Using NetBird here as a single peer is what got me comfortable enough to run it for real. I’m now migrating a company’s entire remote access onto a self-hosted NetBird control plane with SSO. That’s a separate series, Rebuilding Remote Access.

  your laptop ──NetBird (100.x overlay)──► sms (login node)
                                              │  libvirt L2 bridge 10.0.0.0/24
                                              ├── c1   (PXE/DHCP/Slurm, must be real L2)
                                              └── c2
curl -fsSL https://pkgs.netbird.io/install.sh | sh
sudo netbird up --setup-key <YOUR_SETUP_KEY>   # unattended re-enrollment
netbird status                                 # Management Connected + an overlay IP

The rule that keeps this from breaking the cluster:

NetBird is the front door, not the fabric

NetBird goes on the head node only. It does not replace the hpc-prov network. WireGuard is Layer-3, point-to-point, NOARP, and carries no DHCP/PXE broadcast, and a diskless node has no WireGuard agent at power-on anyway. So compute nodes keep talking over the libvirt L2 bridge, while NetBird is purely the access layer. Different layers, different jobs. Mixing them up is how people accidentally break PXE.

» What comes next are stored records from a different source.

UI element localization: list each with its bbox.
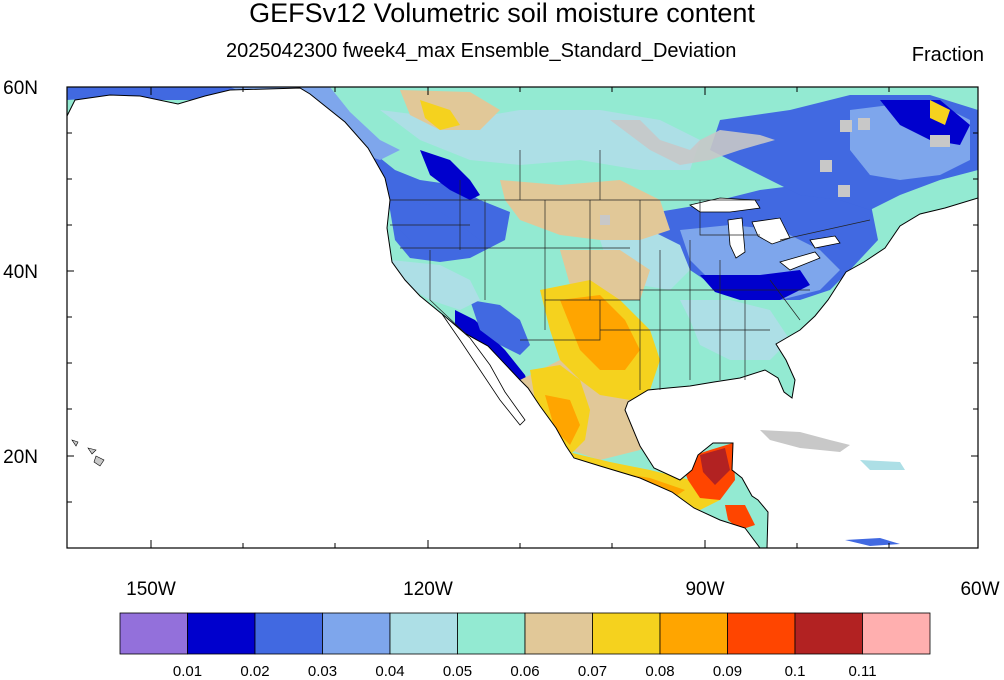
colorbar-box xyxy=(119,612,188,655)
colorbar-label: 0.09 xyxy=(713,663,742,680)
colorbar-label: 0.05 xyxy=(443,663,472,680)
lon-label-150w: 150W xyxy=(126,579,176,600)
colorbar-label: 0.11 xyxy=(848,663,876,680)
colorbar-label: 0.1 xyxy=(785,663,806,680)
colorbar-box xyxy=(187,612,256,655)
colorbar-label: 0.02 xyxy=(240,663,269,680)
colorbar-label: 0.06 xyxy=(510,663,539,680)
colorbar-box xyxy=(659,612,728,655)
colorbar-label: 0.08 xyxy=(645,663,674,680)
colorbar-box xyxy=(524,612,593,655)
colorbar-label: 0.07 xyxy=(578,663,607,680)
colorbar-label: 0.01 xyxy=(173,663,202,680)
colorbar xyxy=(119,612,931,655)
lon-label-60w: 60W xyxy=(960,579,999,600)
colorbar-box xyxy=(389,612,458,655)
colorbar-box xyxy=(322,612,391,655)
colorbar-label: 0.03 xyxy=(308,663,337,680)
lat-label-60n: 60N xyxy=(3,78,38,99)
colorbar-box xyxy=(592,612,661,655)
units-label: Fraction xyxy=(911,44,984,66)
axis-ticks xyxy=(67,86,978,548)
colorbar-box xyxy=(457,612,526,655)
lon-label-120w: 120W xyxy=(403,579,453,600)
lat-label-20n: 20N xyxy=(3,447,38,468)
colorbar-label: 0.04 xyxy=(375,663,404,680)
colorbar-box xyxy=(862,612,931,655)
colorbar-labels: 0.01 0.02 0.03 0.04 0.05 0.06 0.07 0.08 0.09 0.1 0… xyxy=(173,663,877,680)
colorbar-box xyxy=(254,612,323,655)
lat-label-40n: 40N xyxy=(3,262,38,283)
colorbar-box xyxy=(727,612,796,655)
colorbar-box xyxy=(794,612,863,655)
lon-label-90w: 90W xyxy=(685,579,724,600)
plot-title: GEFSv12 Volumetric soil moisture content xyxy=(249,0,755,28)
plot-subtitle: 2025042300 fweek4_max Ensemble_Standard_… xyxy=(226,40,737,62)
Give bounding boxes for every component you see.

This mirrors production exactly: users reach the cluster through a controlled access layer to the login node, and the compute nodes stay unreachable from the outside, which is correct. (If you later want your laptop to reach c1/c2 directly, you make sms a NetBird routing peer advertising 10.0.0.0/24 and enable net.ipv4.ip_forward. Forget the forwarding and you get the classic “the route exists but nothing reaches the subnet” gotcha.)

What’s next

We have two networks and a head node sitting on both, reachable like a real login node. Part 3 wires up the cluster’s brain: OpenHPC’s repos, Munge for authentication, and the Slurm controller, the daemons that turn a couple of VMs into something that can actually schedule work.